Au bout de vingt ans de liaison heureuse entre Histoire et militantisme, arrive l’élection de Mitterrand à la présidence de la République, au milieu de la liesse populaire en 81. Autour de moi, de tous côtés, les militants syndicaux, les militants socialistes se réfèrent au Front Populaire, dans une sorte d’incantation. « Comme en 36… la gauche au pouvoir… on a gagné, on va changer le monde… ». La dynamique sociale et politique du Front Populaire n’était pas du tout la même que celle de l’Union de la gauche mitterrandienne, qui reposait non sur l’articulation entre luttes sociales et luttes politiques, mais sur l’hégémonie du politique. Pour moi, la désillusion est brutale. Je n’ai pas cru un instant à Mitterrand, je me suis dit que la gauche en France, c’était fini pour longtemps, et que l’Histoire ne servait pas à grand-chose dans la réflexion des politiques. Dans les coulisses du pouvoir, on ne trouve pas de conseillers Histoire, mais beaucoup de conseillers Communication.

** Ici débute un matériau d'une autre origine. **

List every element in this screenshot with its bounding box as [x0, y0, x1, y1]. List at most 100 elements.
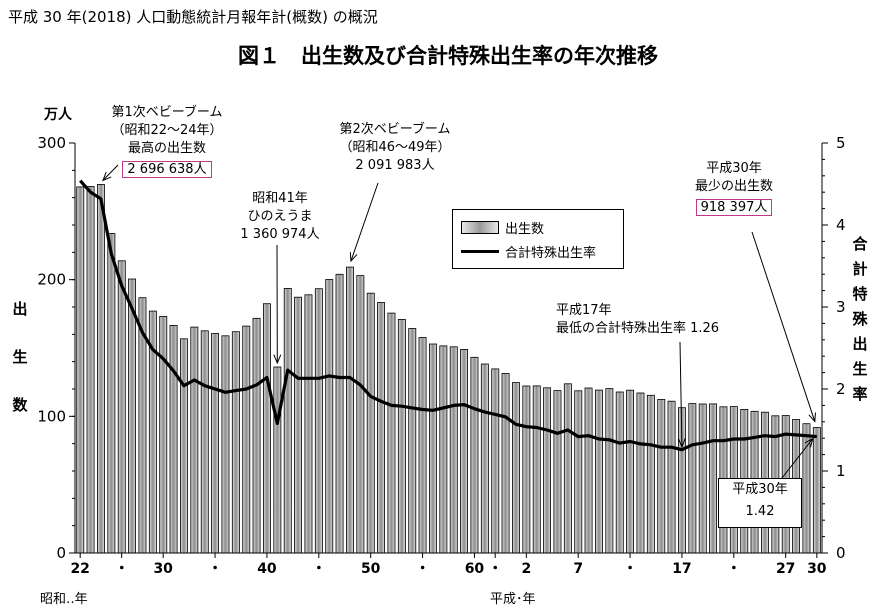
bar-births: [86, 186, 95, 554]
x-tick-label: 7: [573, 561, 583, 577]
annotation-hinoe-line3: 1 360 974人: [240, 227, 320, 242]
right-axis-label: 合 計 特 殊 出 生 率: [852, 235, 868, 403]
bar-births: [470, 356, 479, 554]
bar-births: [169, 324, 178, 554]
bar-births: [574, 390, 583, 554]
legend-label-tfr: 合計特殊出生率: [505, 246, 597, 261]
bar-births: [543, 387, 551, 554]
annotation-boom1-line1: 第1次ベビーブーム: [111, 105, 223, 120]
annotation-hinoe: 昭和41年 ひのえうま 1 360 974人: [225, 190, 335, 244]
bar-births: [512, 382, 520, 554]
bar-births: [688, 403, 697, 554]
x-era-label-showa: 昭和‥年: [40, 592, 88, 607]
bar-births: [107, 233, 116, 554]
left-tick-label: 200: [37, 271, 66, 289]
x-tick-label: 30: [807, 561, 827, 577]
bar-births: [501, 372, 510, 554]
bar-births: [387, 312, 396, 554]
arrow-min-tfr-head: [677, 438, 686, 448]
annotation-min-births-line2: 最少の出生数: [694, 179, 773, 194]
bar-births: [418, 337, 427, 554]
legend: 出生数 合計特殊出生率: [452, 209, 624, 269]
bar-births: [314, 288, 323, 554]
left-tick-label: 100: [37, 407, 66, 425]
bar-births: [698, 403, 707, 554]
arrow-min-tfr: [679, 341, 683, 447]
annotation-boom1-line2: （昭和22～24年）: [111, 123, 223, 138]
bar-births: [646, 394, 655, 554]
arrow-boom2-head: [349, 252, 358, 263]
bar-births: [522, 385, 531, 554]
annotation-boom2-line3: 2 091 983人: [355, 158, 435, 173]
bar-births: [283, 287, 292, 554]
bar-births: [304, 294, 313, 554]
bar-births: [190, 326, 199, 554]
bar-births: [76, 186, 85, 554]
right-tick-label: 1: [836, 462, 846, 480]
bar-births: [408, 328, 417, 554]
right-tick-label: 3: [836, 298, 846, 316]
x-tick-label: 27: [776, 561, 795, 577]
arrow-boom1-head: [102, 171, 112, 182]
x-tick-label: 2: [521, 561, 531, 577]
bar-births: [812, 427, 821, 554]
annotation-min-tfr-line2: 最低の合計特殊出生率 1.26: [556, 321, 720, 336]
bar-births: [709, 403, 717, 554]
bar-births: [366, 292, 375, 554]
annotation-boom1-value: 2 696 638人: [122, 161, 212, 178]
arrow-min-births-head: [808, 412, 816, 423]
bar-births: [605, 388, 614, 554]
annotation-boom2-line1: 第2次ベビーブーム: [339, 122, 451, 137]
bar-births: [667, 400, 676, 554]
annotation-min-tfr: 平成17年 最低の合計特殊出生率 1.26: [556, 302, 719, 338]
bar-births: [397, 318, 406, 554]
bar-births: [325, 279, 334, 554]
bar-births: [449, 346, 458, 554]
bar-births: [657, 398, 666, 554]
bar-births: [491, 368, 500, 554]
x-tick-label: ・: [312, 561, 326, 577]
arrow-tfr-h30-head: [804, 437, 814, 448]
bar-births: [242, 325, 251, 554]
bar-births: [335, 273, 344, 554]
x-tick-label: ・: [623, 561, 637, 577]
annotation-tfr-h30-line2: 1.42: [745, 504, 775, 519]
x-tick-label: 60: [465, 561, 485, 577]
bar-births: [626, 389, 634, 554]
bar-births: [636, 392, 645, 554]
right-tick-label: 0: [836, 544, 846, 562]
bar-births: [584, 387, 593, 554]
x-tick-label: 40: [257, 561, 277, 577]
bar-births: [211, 333, 219, 554]
x-tick-label: 17: [672, 561, 691, 577]
bar-births: [595, 389, 603, 554]
x-tick-label: 50: [361, 561, 381, 577]
annotation-min-births-value: 918 397人: [695, 199, 773, 216]
annotation-hinoe-line1: 昭和41年: [252, 191, 308, 206]
annotation-min-births: 平成30年 最少の出生数 918 397人: [684, 160, 784, 217]
chart-title: 図１ 出生数及び合計特殊出生率の年次推移: [238, 44, 658, 68]
left-axis-label: 出 生 数: [12, 300, 28, 414]
x-tick-label: ・: [416, 561, 430, 577]
line-tfr: [79, 179, 817, 452]
bar-births: [294, 296, 302, 554]
annotation-tfr-h30-line1: 平成30年: [732, 482, 788, 497]
bar-births: [273, 366, 282, 554]
bar-births: [159, 315, 168, 554]
annotation-tfr-h30: 平成30年 1.42: [718, 478, 802, 528]
legend-item-tfr: 合計特殊出生率: [461, 242, 596, 261]
bar-births: [221, 335, 230, 554]
arrow-boom2: [350, 182, 379, 262]
report-header: 平成 30 年(2018) 人口動態統計月報年計(概数) の概況: [8, 8, 378, 26]
right-tick-label: 2: [836, 380, 846, 398]
annotation-boom1-line3: 最高の出生数: [127, 141, 206, 156]
bar-births: [345, 266, 354, 554]
annotation-boom2: 第2次ベビーブーム （昭和46～49年） 2 091 983人: [320, 121, 470, 175]
bar-births: [460, 348, 468, 554]
bar-births: [128, 278, 136, 554]
arrow-hinoe-head: [273, 354, 282, 365]
bar-births: [439, 345, 448, 554]
annotation-min-tfr-line1: 平成17年: [556, 303, 612, 318]
legend-swatch-line: [461, 250, 499, 253]
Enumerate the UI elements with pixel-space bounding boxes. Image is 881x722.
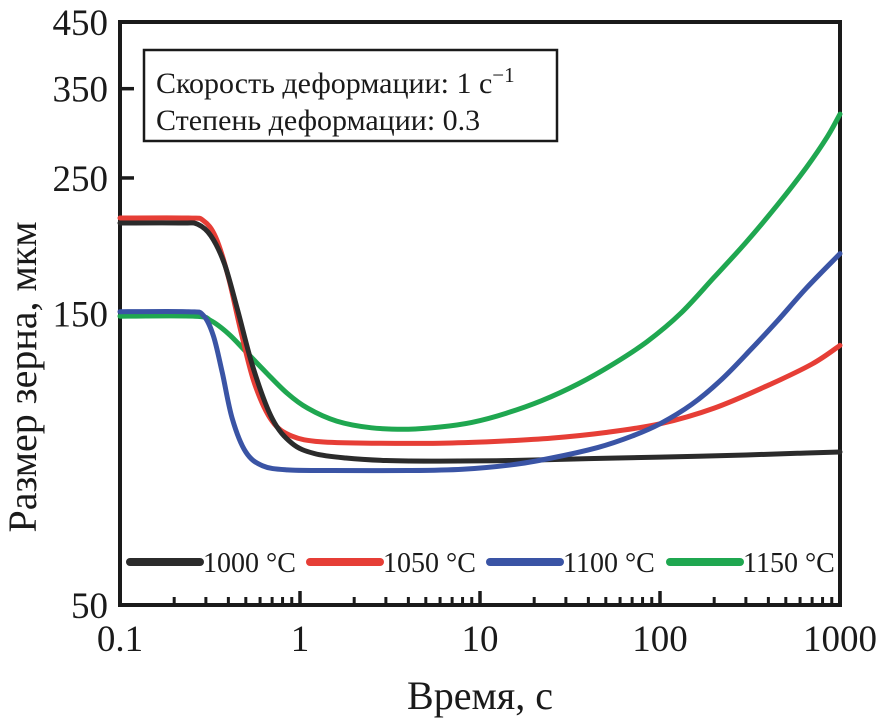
x-tick-label: 1: [291, 619, 310, 660]
x-axis-title: Время, с: [407, 673, 553, 718]
annotation-line2: Степень деформации: 0.3: [156, 104, 480, 137]
legend-label: 1050 °C: [383, 548, 476, 579]
y-tick-label: 350: [53, 70, 109, 111]
x-tick-label: 1000: [803, 619, 877, 660]
legend-label: 1000 °C: [203, 548, 296, 579]
x-tick-label: 0.1: [97, 619, 143, 660]
y-axis-title: Размер зерна, мкм: [0, 221, 45, 532]
series-curve-1100C: [117, 251, 843, 474]
y-tick-label: 450: [53, 3, 109, 44]
legend: 1000 °C 1050 °C 1100 °C 1150 °C: [126, 548, 835, 579]
x-tick-label: 10: [462, 619, 499, 660]
legend-label: 1150 °C: [743, 548, 835, 579]
legend-label: 1100 °C: [563, 548, 655, 579]
axis-tick-labels: 0.1 1 10 100 1000 450 350 250 150 50: [53, 3, 878, 660]
series-curve-1000C: [117, 220, 843, 464]
annotation-line1: Скорость деформации: 1 с−1: [156, 63, 515, 100]
series-curve-1050C: [117, 215, 843, 446]
y-tick-label: 50: [71, 586, 108, 627]
y-tick-label: 250: [53, 159, 109, 200]
annotation-superscript: −1: [492, 63, 514, 87]
annotation-box: Скорость деформации: 1 с−1 Степень деформ…: [142, 48, 559, 143]
x-tick-label: 100: [632, 619, 688, 660]
y-tick-label: 150: [53, 295, 109, 336]
data-series: [117, 111, 843, 474]
annotation-border: [142, 48, 559, 143]
axis-ticks: [118, 20, 842, 607]
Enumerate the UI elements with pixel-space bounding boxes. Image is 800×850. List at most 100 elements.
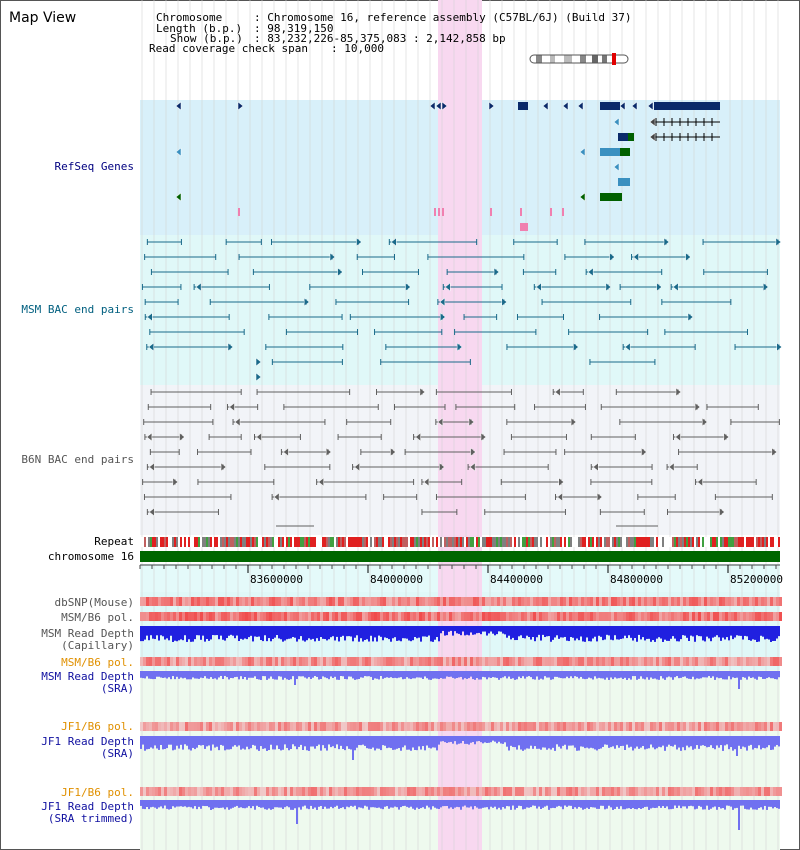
repeat-bar [154, 537, 156, 547]
repeat-bar [398, 537, 400, 547]
jf1-depth-2-bar [306, 800, 308, 809]
dbsnp-cell [572, 597, 575, 606]
jf1-pol-1-cell [572, 722, 575, 731]
repeat-bar [770, 537, 772, 547]
msm-bac-arrow [148, 342, 155, 352]
msm-depth-cap-bar [448, 626, 450, 632]
jf1-depth-2-bar [400, 800, 402, 808]
jf1-pol-2-cell [371, 787, 374, 796]
repeat-bar [564, 537, 566, 547]
msm-depth-cap-bar [216, 626, 218, 636]
jf1-depth-1-bar [642, 736, 644, 747]
msm-depth-cap-bar [346, 626, 348, 637]
msm-pol-sra-cell [278, 657, 281, 666]
msm-pol-sra-cell [362, 657, 365, 666]
repeat-bar [774, 537, 776, 547]
jf1-depth-2-bar [578, 800, 580, 807]
jf1-pol-1-cell [629, 722, 632, 731]
repeat-bar [268, 537, 270, 547]
jf1-pol-2-cell [773, 787, 776, 796]
jf1-depth-1-bar [598, 736, 600, 750]
repeat-bar [684, 537, 686, 547]
msm-depth-sra-bar [752, 671, 754, 678]
jf1-pol-1-cell [158, 722, 161, 731]
jf1-depth-1-bar [304, 736, 306, 747]
msm-depth-cap-bar [350, 626, 352, 637]
dbsnp-cell [182, 597, 185, 606]
msm-depth-cap-bar [660, 626, 662, 639]
jf1-depth-1-bar [448, 736, 450, 743]
jf1-pol-1-cell [185, 722, 188, 731]
msm-pol-cell [572, 612, 575, 621]
msm-pol-cell [173, 612, 176, 621]
jf1-depth-2-bar [778, 800, 780, 809]
jf1-depth-2-bar [526, 800, 528, 808]
msm-depth-sra-bar [494, 671, 496, 678]
msm-depth-cap-bar [562, 626, 564, 638]
b6n-bac-arrow [234, 417, 241, 427]
msm-pol-sra-cell [488, 657, 491, 666]
msm-depth-sra-bar [528, 671, 530, 677]
msm-pol-cell [176, 612, 179, 621]
msm-depth-sra-bar [422, 671, 424, 679]
gene-arrow [647, 101, 654, 111]
msm-depth-cap-bar [472, 626, 474, 635]
msm-depth-cap-bar [632, 626, 634, 641]
msm-depth-cap-bar [406, 626, 408, 639]
msm-depth-sra-bar [266, 671, 268, 680]
jf1-pol-1-cell [353, 722, 356, 731]
jf1-depth-2-bar [418, 800, 420, 809]
jf1-pol-2-cell [701, 787, 704, 796]
jf1-pol-2-cell [767, 787, 770, 796]
jf1-depth-2-bar [160, 800, 162, 807]
msm-pol-cell [506, 612, 509, 621]
jf1-depth-1-bar [650, 736, 652, 745]
jf1-depth-2-bar [590, 800, 592, 808]
jf1-depth-1-bar [512, 736, 514, 747]
msm-depth-sra-bar [736, 671, 738, 678]
jf1-pol-1-cell [449, 722, 452, 731]
jf1-depth-1-bar [256, 736, 258, 750]
msm-pol-cell [431, 612, 434, 621]
msm-pol-cell [767, 612, 770, 621]
jf1-pol-2-cell [173, 787, 176, 796]
jf1-pol-1-cell [311, 722, 314, 731]
msm-depth-sra-bar [258, 671, 260, 680]
msm-bac-arrow [609, 252, 616, 262]
jf1-depth-1-bar [378, 736, 380, 749]
chromosome-ideogram[interactable] [528, 52, 630, 66]
jf1-depth-1-bar [692, 736, 694, 750]
repeat-bar [330, 537, 332, 547]
span-label: Read coverage check span [149, 42, 308, 55]
jf1-depth-1-bar [552, 736, 554, 748]
msm-depth-sra-bar [318, 671, 320, 680]
jf1-depth-2-bar [180, 800, 182, 807]
axis-tick-label: 85200000 [730, 573, 783, 586]
repeat-bar [664, 537, 666, 547]
jf1-depth-2-bar [360, 800, 362, 808]
msm-depth-cap-bar [164, 626, 166, 640]
msm-pol-cell [716, 612, 719, 621]
repeat-bar [724, 537, 726, 547]
msm-pol-sra-cell [287, 657, 290, 666]
msm-pol-cell [266, 612, 269, 621]
jf1-depth-1-bar [248, 736, 250, 750]
jf1-depth-1-bar [488, 736, 490, 743]
jf1-depth-1-bar [220, 736, 222, 745]
dbsnp-cell [536, 597, 539, 606]
msm-pol-cell [491, 612, 494, 621]
dbsnp-cell [245, 597, 248, 606]
jf1-pol-1-cell [626, 722, 629, 731]
b6n-bac-arrow [570, 417, 577, 427]
repeat-bar [234, 537, 236, 547]
jf1-pol-1-cell [680, 722, 683, 731]
repeat-bar [428, 537, 430, 547]
jf1-pol-2-cell [389, 787, 392, 796]
jf1-depth-1-bar [640, 736, 642, 748]
msm-depth-sra-label: MSM Read Depth [41, 670, 134, 683]
msm-depth-sra-bar [540, 671, 542, 679]
msm-depth-sra-bar [228, 671, 230, 680]
repeat-bar [246, 537, 248, 547]
msm-pol-cell [509, 612, 512, 621]
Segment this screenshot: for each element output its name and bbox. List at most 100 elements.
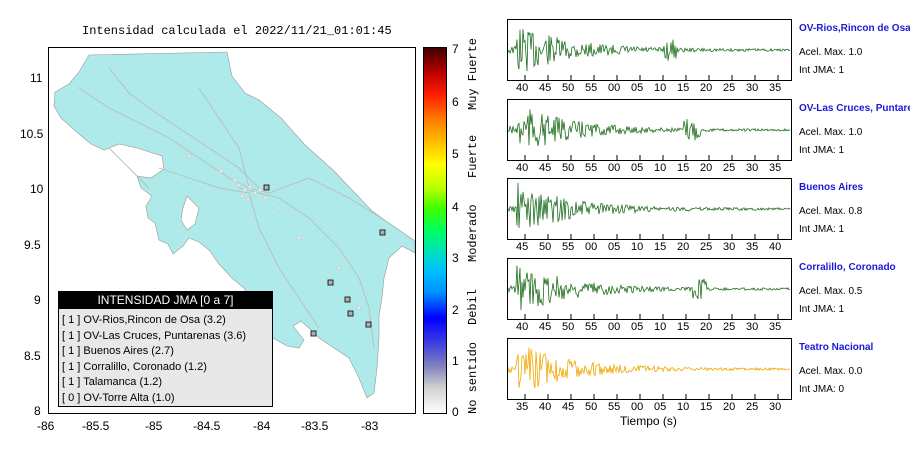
level-no-sentido: No sentido [466, 341, 480, 414]
time-tick: 35 [769, 321, 782, 333]
time-tick: 10 [654, 321, 667, 333]
colorbar-tick: 5 [452, 147, 459, 161]
time-tick: 55 [585, 162, 598, 174]
intensity-colorbar [423, 47, 447, 414]
time-tick: 15 [677, 162, 690, 174]
colorbar-tick: 2 [452, 303, 459, 317]
waveform-trace [507, 109, 791, 146]
time-tick: 50 [585, 401, 598, 413]
legend-item: [ 1 ] OV-Las Cruces, Puntarenas (3.6) [62, 329, 247, 342]
station-jma-intensity: Int JMA: 0 [799, 384, 845, 395]
waveform-panel[interactable] [507, 99, 792, 161]
legend-item: [ 0 ] OV-Torre Alta (1.0) [62, 391, 175, 404]
station-name[interactable]: OV-Las Cruces, Puntarenas [799, 103, 910, 114]
time-tick: 15 [677, 321, 690, 333]
x-tick: -83 [361, 419, 379, 433]
intensity-legend: INTENSIDAD JMA [0 a 7] [ 1 ] OV-Rios,Rin… [58, 291, 273, 407]
time-tick: 20 [677, 241, 690, 253]
time-tick: 30 [746, 162, 759, 174]
time-tick: 45 [539, 321, 552, 333]
legend-item: [ 1 ] Buenos Aires (2.7) [62, 345, 174, 357]
time-axis-title: Tiempo (s) [620, 414, 677, 428]
station-markers [263, 184, 386, 337]
level-moderado: Moderado [466, 204, 480, 262]
time-tick: 05 [631, 162, 644, 174]
time-tick: 00 [608, 162, 621, 174]
y-tick: 10 [30, 182, 44, 196]
waveform-trace [507, 29, 791, 72]
station-max-accel: Acel. Max. 0.5 [799, 286, 863, 297]
time-tick: 55 [585, 82, 598, 94]
x-tick: -85.5 [82, 419, 110, 433]
time-tick: 35 [769, 162, 782, 174]
time-tick: 50 [539, 241, 552, 253]
waveform-panel[interactable] [507, 178, 792, 240]
time-tick: 10 [631, 241, 644, 253]
station-max-accel: Acel. Max. 0.0 [799, 366, 863, 377]
time-tick: 10 [677, 401, 690, 413]
time-tick: 50 [562, 162, 575, 174]
station-name[interactable]: OV-Rios,Rincon de Osa [799, 23, 910, 34]
time-tick: 45 [539, 82, 552, 94]
time-tick: 30 [746, 82, 759, 94]
y-tick: 8.5 [24, 349, 41, 363]
station-name[interactable]: Buenos Aires [799, 182, 864, 193]
station-jma-intensity: Int JMA: 1 [799, 224, 845, 235]
time-tick: 30 [769, 401, 782, 413]
map-title: Intensidad calculada el 2022/11/21_01:01… [82, 24, 392, 38]
time-tick: 20 [700, 162, 713, 174]
time-tick: 45 [516, 241, 529, 253]
level-debil: Debil [466, 288, 480, 325]
time-tick: 25 [700, 241, 713, 253]
legend-item: [ 1 ] Talamanca (1.2) [62, 376, 163, 388]
time-tick: 30 [746, 321, 759, 333]
road-network [78, 67, 390, 349]
legend-item: [ 1 ] Corralillo, Coronado (1.2) [62, 360, 207, 373]
station-jma-intensity: Int JMA: 1 [799, 65, 845, 76]
waveform-panel[interactable] [507, 258, 792, 320]
costa-rica-landmass [53, 51, 415, 399]
station-name[interactable]: Teatro Nacional [799, 342, 874, 353]
time-tick: 20 [700, 321, 713, 333]
colorbar-tick: 4 [452, 200, 459, 214]
x-tick: -85 [145, 419, 163, 433]
time-tick: 40 [516, 321, 529, 333]
waveform-plot [507, 109, 791, 160]
time-tick: 40 [539, 401, 552, 413]
station-name[interactable]: Corralillo, Coronado [799, 262, 896, 273]
y-tick: 11 [30, 71, 43, 85]
waveform-plot [507, 265, 791, 319]
time-tick: 35 [769, 82, 782, 94]
y-tick: 9.5 [24, 238, 41, 252]
time-tick: 30 [723, 241, 736, 253]
costa-rica-map [53, 51, 415, 399]
time-tick: 25 [723, 82, 736, 94]
time-tick: 20 [700, 82, 713, 94]
time-tick: 00 [608, 321, 621, 333]
time-tick: 15 [654, 241, 667, 253]
station-jma-intensity: Int JMA: 1 [799, 304, 845, 315]
station-jma-intensity: Int JMA: 1 [799, 145, 845, 156]
colorbar-tick: 1 [452, 354, 459, 368]
time-tick: 40 [516, 82, 529, 94]
time-tick: 45 [562, 401, 575, 413]
time-tick: 55 [608, 401, 621, 413]
colorbar-tick: 3 [452, 251, 459, 265]
time-tick: 25 [723, 321, 736, 333]
time-tick: 00 [631, 401, 644, 413]
town-points [186, 153, 362, 311]
time-tick: 05 [654, 401, 667, 413]
time-tick: 05 [608, 241, 621, 253]
waveform-panel[interactable] [507, 19, 792, 81]
colorbar-tick: 6 [452, 95, 459, 109]
station-max-accel: Acel. Max. 1.0 [799, 127, 863, 138]
station-max-accel: Acel. Max. 1.0 [799, 47, 863, 58]
time-tick: 10 [654, 162, 667, 174]
waveform-trace [507, 182, 791, 229]
waveform-panel[interactable] [507, 338, 792, 400]
waveform-plot [507, 347, 791, 399]
time-tick: 50 [562, 321, 575, 333]
waveform-trace [507, 265, 791, 311]
y-tick: 8 [34, 404, 41, 418]
time-tick: 00 [585, 241, 598, 253]
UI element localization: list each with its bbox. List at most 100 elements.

Je me suis alors mise en pause, j’ai arrêté de militer, et j’ai réalisé que, pour moi, si l’Histoire ne me servait plus à penser l’action dans le présent, elle m’intéressait beaucoup moins. J’aurais aimé faire l’histoire de ma génération, pour comprendre ses réussites et ses échecs, comprendre pourquoi elle s’est fracassée, mais je me savais trop impliquée personnellement pour pouvoir entreprendre un travail d’historienne. J’ai recommencé à lire des romans, beaucoup de romans, sans savoir exactement ce que j’y cherchais. Et puis, il y a eu la rencontre avec L.A. Confidential, de Ellroy. J’ai vécu avec passion pendant quelques temps à Los Angeles, j’ai croisé des personnages que j’ai aimés ou détestés, j’ai eu peur, j’ai eu la haine. Finalement, j’ai beaucoup mieux compris Los Angeles qu’à travers le très bon livre de sociologie de Mike Davis City of Quartz, que je venais de lire juste avant ma rencontre avec Ellroy. Idée simple : si la lecture d’un roman (un très bon roman) m’a aidée à comprendre un morceau du monde, l’écriture de romans sur l’expérience de ma génération m’aiderait-elle à comprendre pourquoi et comment elle s’est fracassée ? Et si je parviens à bien la raconter, à la faire vivre, je peux peut-être aussi contribuer à la transmettre, à faire de l’histoire d’une autre façon. A peine la dernière page d’Ellroy finie, je m’y suis attelée, et j’y suis encore.
Le choix du sujet de Marseille 73 répond à cette quête.